On Training Sample Memorization: Lessons from Benchmarking Generative Modeling with a Large-scale Competition
This work addresses the benchmarking challenges in generative modeling for researchers and practitioners, highlighting vulnerabilities in current evaluation methods.
The authors tackled the problem of gameable metrics in generative modeling by running a large-scale competition with over 11,000 submitted models, revealing that unintentional memorization is a serious and common issue in popular models. They introduced the Memorization-Informed Fréchet Inception Distance (MiFID) as a new metric to detect memorization and ensure genuine perceptual improvements.

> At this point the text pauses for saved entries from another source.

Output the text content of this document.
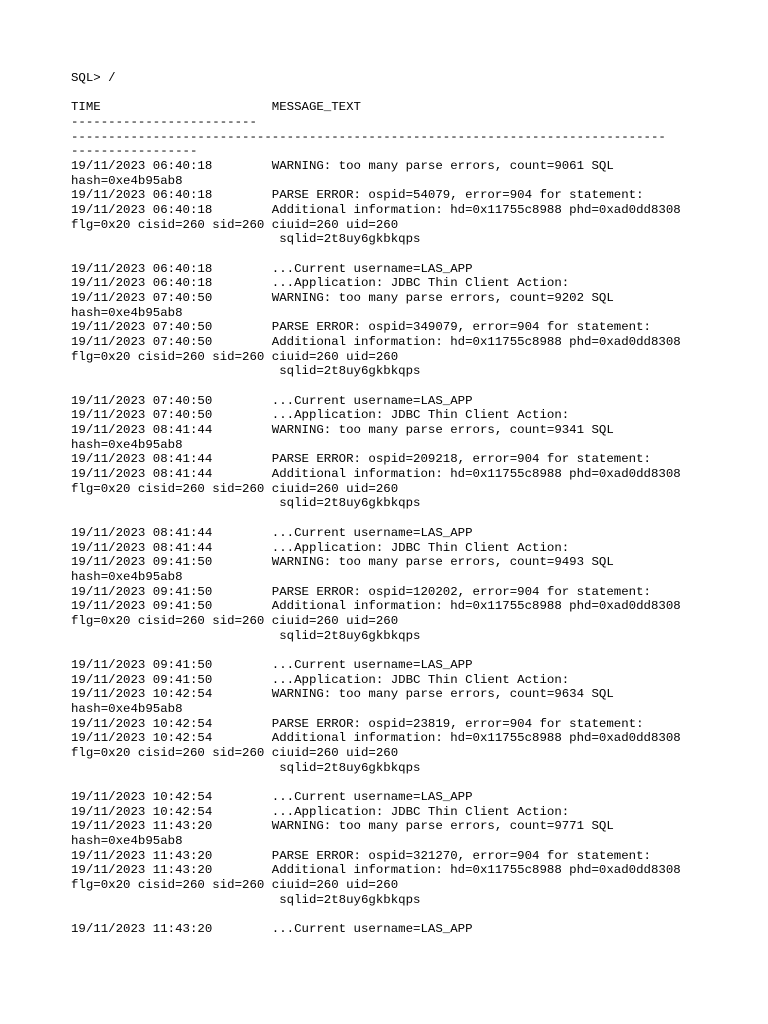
SQL> /
TIME                       MESSAGE_TEXT
-------------------------
--------------------------------------------------------------------------------
-----------------
19/11/2023 06:40:18        WARNING: too many parse errors, count=9061 SQL
hash=0xe4b95ab8
19/11/2023 06:40:18        PARSE ERROR: ospid=54079, error=904 for statement:
19/11/2023 06:40:18        Additional information: hd=0x11755c8988 phd=0xad0dd8308
flg=0x20 cisid=260 sid=260 ciuid=260 uid=260
sqlid=2t8uy6gkbkqps
19/11/2023 06:40:18        ...Current username=LAS_APP
19/11/2023 06:40:18        ...Application: JDBC Thin Client Action:
19/11/2023 07:40:50        WARNING: too many parse errors, count=9202 SQL
hash=0xe4b95ab8
19/11/2023 07:40:50        PARSE ERROR: ospid=349079, error=904 for statement:
19/11/2023 07:40:50        Additional information: hd=0x11755c8988 phd=0xad0dd8308
flg=0x20 cisid=260 sid=260 ciuid=260 uid=260
sqlid=2t8uy6gkbkqps
19/11/2023 07:40:50        ...Current username=LAS_APP
19/11/2023 07:40:50        ...Application: JDBC Thin Client Action:
19/11/2023 08:41:44        WARNING: too many parse errors, count=9341 SQL
hash=0xe4b95ab8
19/11/2023 08:41:44        PARSE ERROR: ospid=209218, error=904 for statement:
19/11/2023 08:41:44        Additional information: hd=0x11755c8988 phd=0xad0dd8308
flg=0x20 cisid=260 sid=260 ciuid=260 uid=260
sqlid=2t8uy6gkbkqps
19/11/2023 08:41:44        ...Current username=LAS_APP
19/11/2023 08:41:44        ...Application: JDBC Thin Client Action:
19/11/2023 09:41:50        WARNING: too many parse errors, count=9493 SQL
hash=0xe4b95ab8
19/11/2023 09:41:50        PARSE ERROR: ospid=120202, error=904 for statement:
19/11/2023 09:41:50        Additional information: hd=0x11755c8988 phd=0xad0dd8308
flg=0x20 cisid=260 sid=260 ciuid=260 uid=260
sqlid=2t8uy6gkbkqps
19/11/2023 09:41:50        ...Current username=LAS_APP
19/11/2023 09:41:50        ...Application: JDBC Thin Client Action:
19/11/2023 10:42:54        WARNING: too many parse errors, count=9634 SQL
hash=0xe4b95ab8
19/11/2023 10:42:54        PARSE ERROR: ospid=23819, error=904 for statement:
19/11/2023 10:42:54        Additional information: hd=0x11755c8988 phd=0xad0dd8308
flg=0x20 cisid=260 sid=260 ciuid=260 uid=260
sqlid=2t8uy6gkbkqps
19/11/2023 10:42:54        ...Current username=LAS_APP
19/11/2023 10:42:54        ...Application: JDBC Thin Client Action:
19/11/2023 11:43:20        WARNING: too many parse errors, count=9771 SQL
hash=0xe4b95ab8
19/11/2023 11:43:20        PARSE ERROR: ospid=321270, error=904 for statement:
19/11/2023 11:43:20        Additional information: hd=0x11755c8988 phd=0xad0dd8308
flg=0x20 cisid=260 sid=260 ciuid=260 uid=260
sqlid=2t8uy6gkbkqps
19/11/2023 11:43:20        ...Current username=LAS_APP
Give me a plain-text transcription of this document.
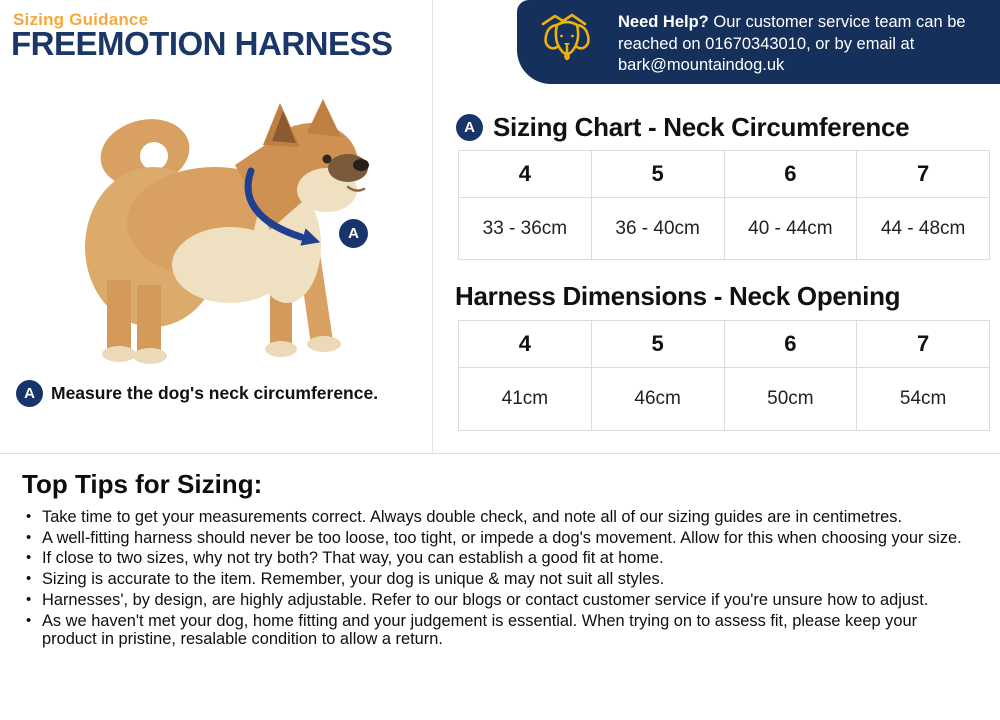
Sizing Guidance
FREEMOTION HARNESS

Need Help? Our customer service team can be reached on 01670343010, or by email at bark@mountaindog.uk

A
A Measure the dog's neck circumference.
A Sizing Chart - Neck Circumference
4	5	6	7
33 - 36cm	36 - 40cm	40 - 44cm	44 - 48cm
Harness Dimensions - Neck Opening
4	5	6	7
41cm	46cm	50cm	54cm
Top Tips for Sizing:
• Take time to get your measurements correct. Always double check, and note all of our sizing guides are in centimetres.
• A well-fitting harness should never be too loose, too tight, or impede a dog's movement. Allow for this when choosing your size.
• If close to two sizes, why not try both? That way, you can establish a good fit at home.
• Sizing is accurate to the item. Remember, your dog is unique & may not suit all styles.
• Harnesses', by design, are highly adjustable. Refer to our blogs or contact customer service if you're unsure how to adjust.
• As we haven't met your dog, home fitting and your judgement is essential. When trying on to assess fit, please keep your product in pristine, resalable condition to allow a return.
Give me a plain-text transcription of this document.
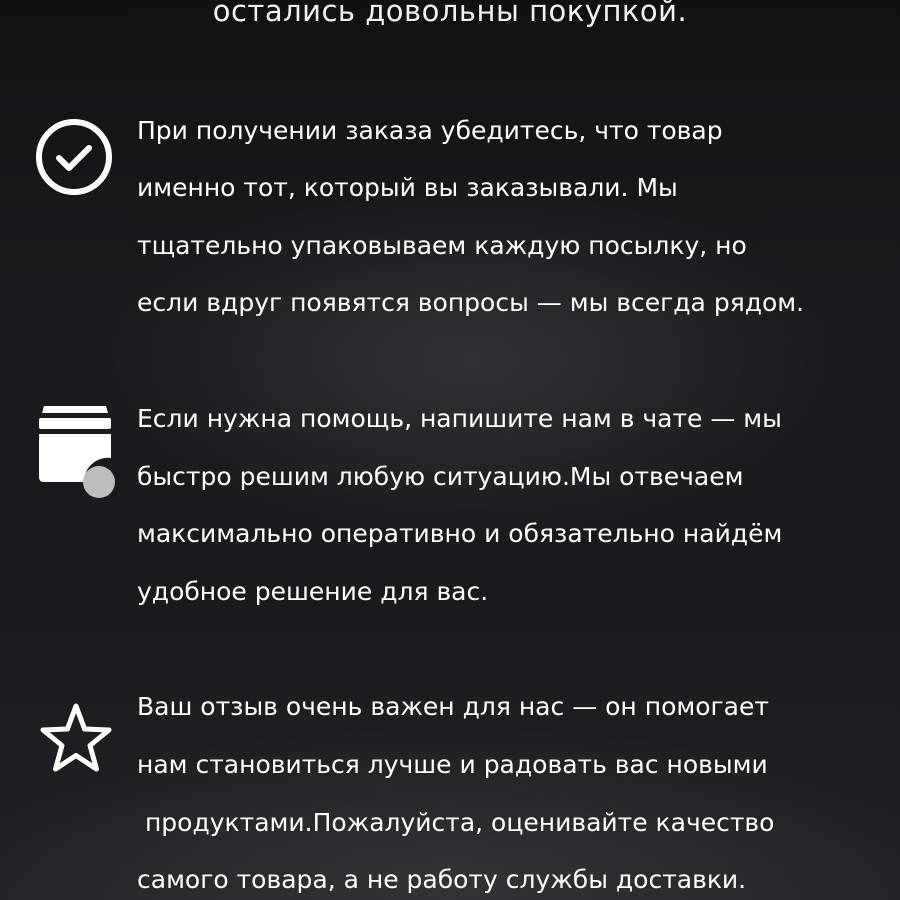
остались довольны покупкой.
При получении заказа убедитесь, что товар
именно тот, который вы заказывали. Мы
тщательно упаковываем каждую посылку, но
если вдруг появятся вопросы — мы всегда рядом.
Если нужна помощь, напишите нам в чате — мы
быстро решим любую ситуацию.Мы отвечаем
максимально оперативно и обязательно найдём
удобное решение для вас.
Ваш отзыв очень важен для нас — он помогает
нам становиться лучше и радовать вас новыми
продуктами.Пожалуйста, оценивайте качество
самого товара, а не работу службы доставки.
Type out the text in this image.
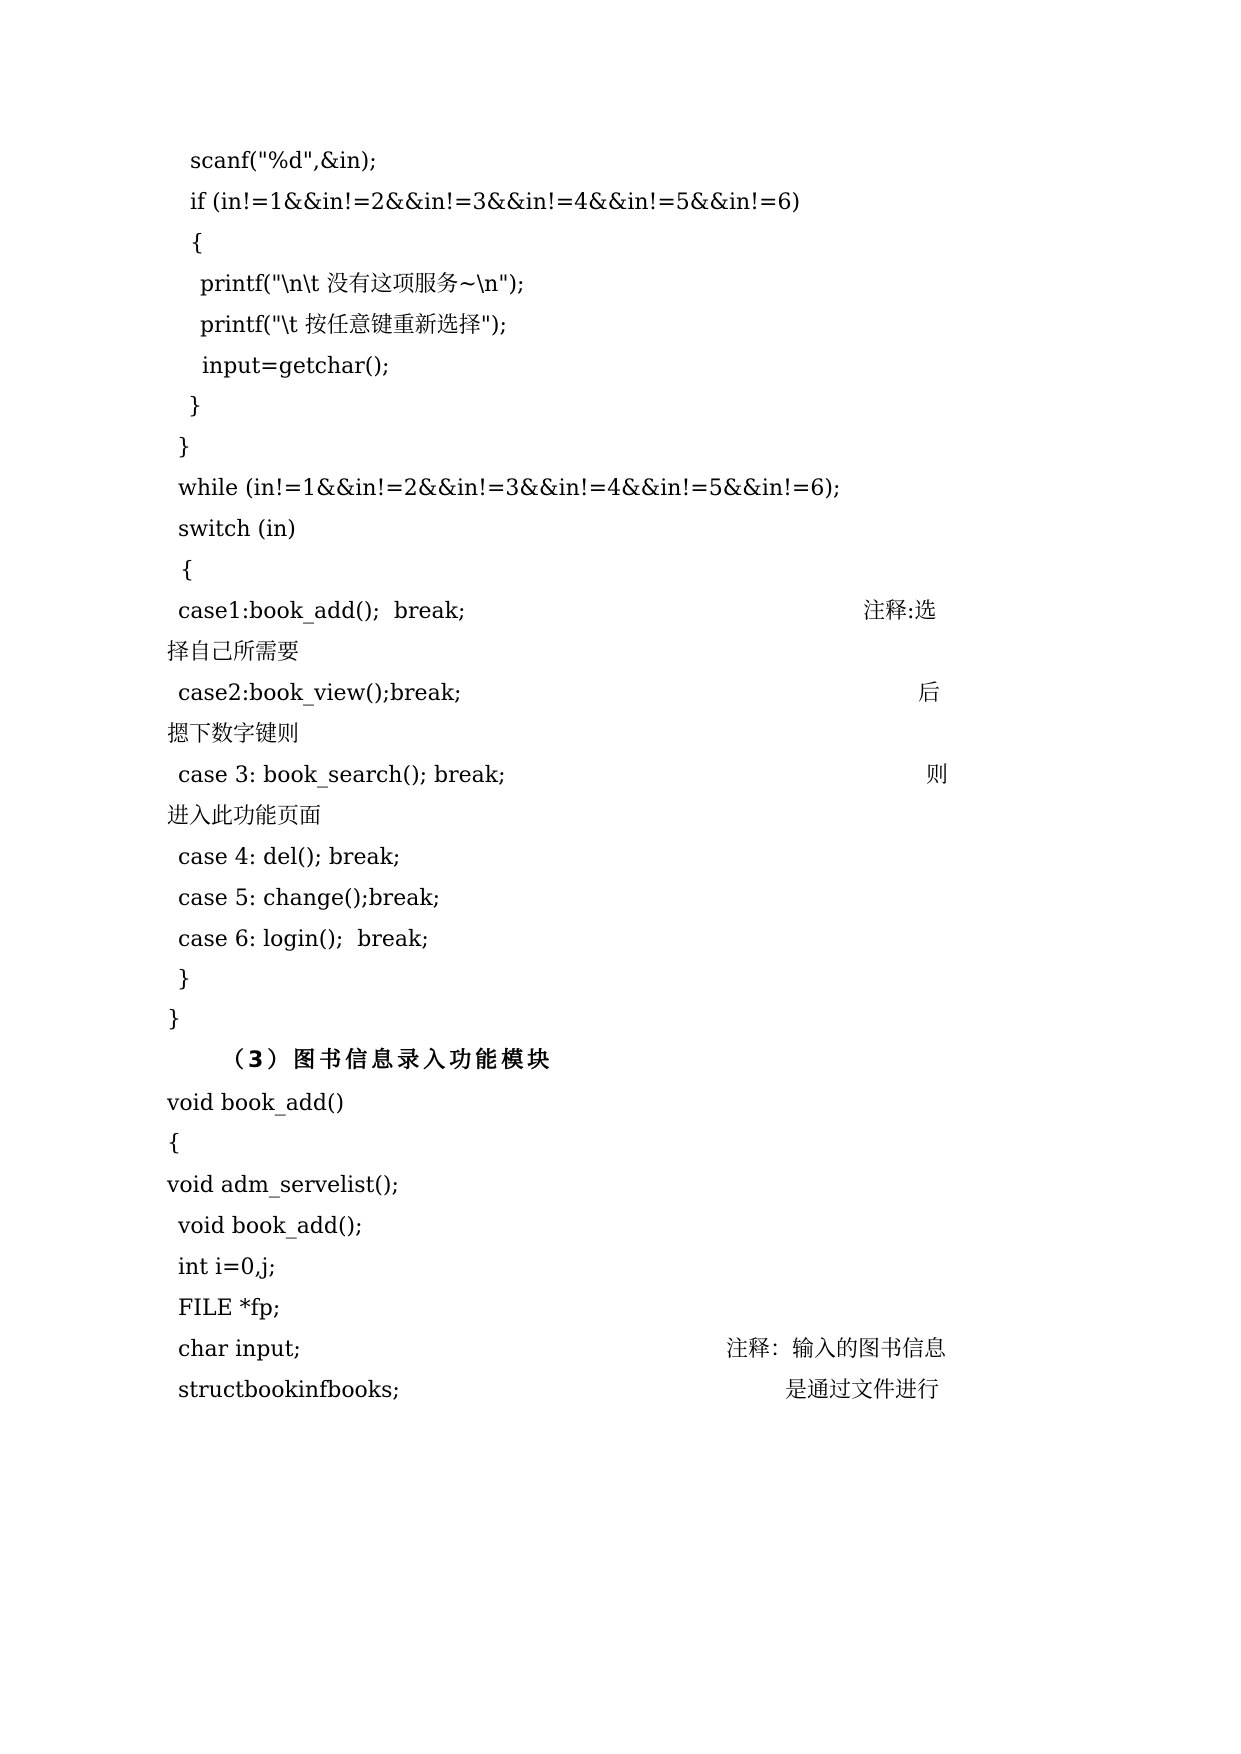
scanf("%d",&in);
if (in!=1&&in!=2&&in!=3&&in!=4&&in!=5&&in!=6)
{
printf("\n\t 没有这项服务~\n");
printf("\t 按任意键重新选择");
input=getchar();
}
}
while (in!=1&&in!=2&&in!=3&&in!=4&&in!=5&&in!=6);
switch (in)
{
case1:book_add();  break;	注释:选
择自己所需要
case2:book_view();break;	后
摁下数字键则
case 3: book_search(); break;	则
进入此功能页面
case 4: del(); break;
case 5: change();break;
case 6: login();  break;
}
}
（3）图书信息录入功能模块
void book_add()
{
void adm_servelist();
void book_add();
int i=0,j;
FILE *fp;
char input;	注释：输入的图书信息
structbookinfbooks;	是通过文件进行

Many recent developments on generative models for natural images have relied on heuristically-motivated metrics that can be easily gamed by memorizing a small sample from the true distribution or training a model directly to improve the metric. In this work, we critically evaluate the gameability of these metrics by designing and deploying a generative modeling competition. Our competition received over 11000 submitted models. The competitiveness between participants allowed us to investigate both intentional and unintentional memorization in generative modeling. To detect intentional memorization, we propose the ``Memorization-Informed Fréchet Inception Distance'' (MiFID) as a new memorization-aware metric and design benchmark procedures to ensure that winning submissions made genuine improvements in perceptual quality. Furthermore, we manually inspect the code for the 1000 top-performing models to understand and label different forms of memorization. Our analysis reveals that unintentional memorization is a serious and common issue in popular generative models. The generated images and our memorization labels of those models as well as code to compute MiFID are released to facilitate future studies on benchmarking generative models.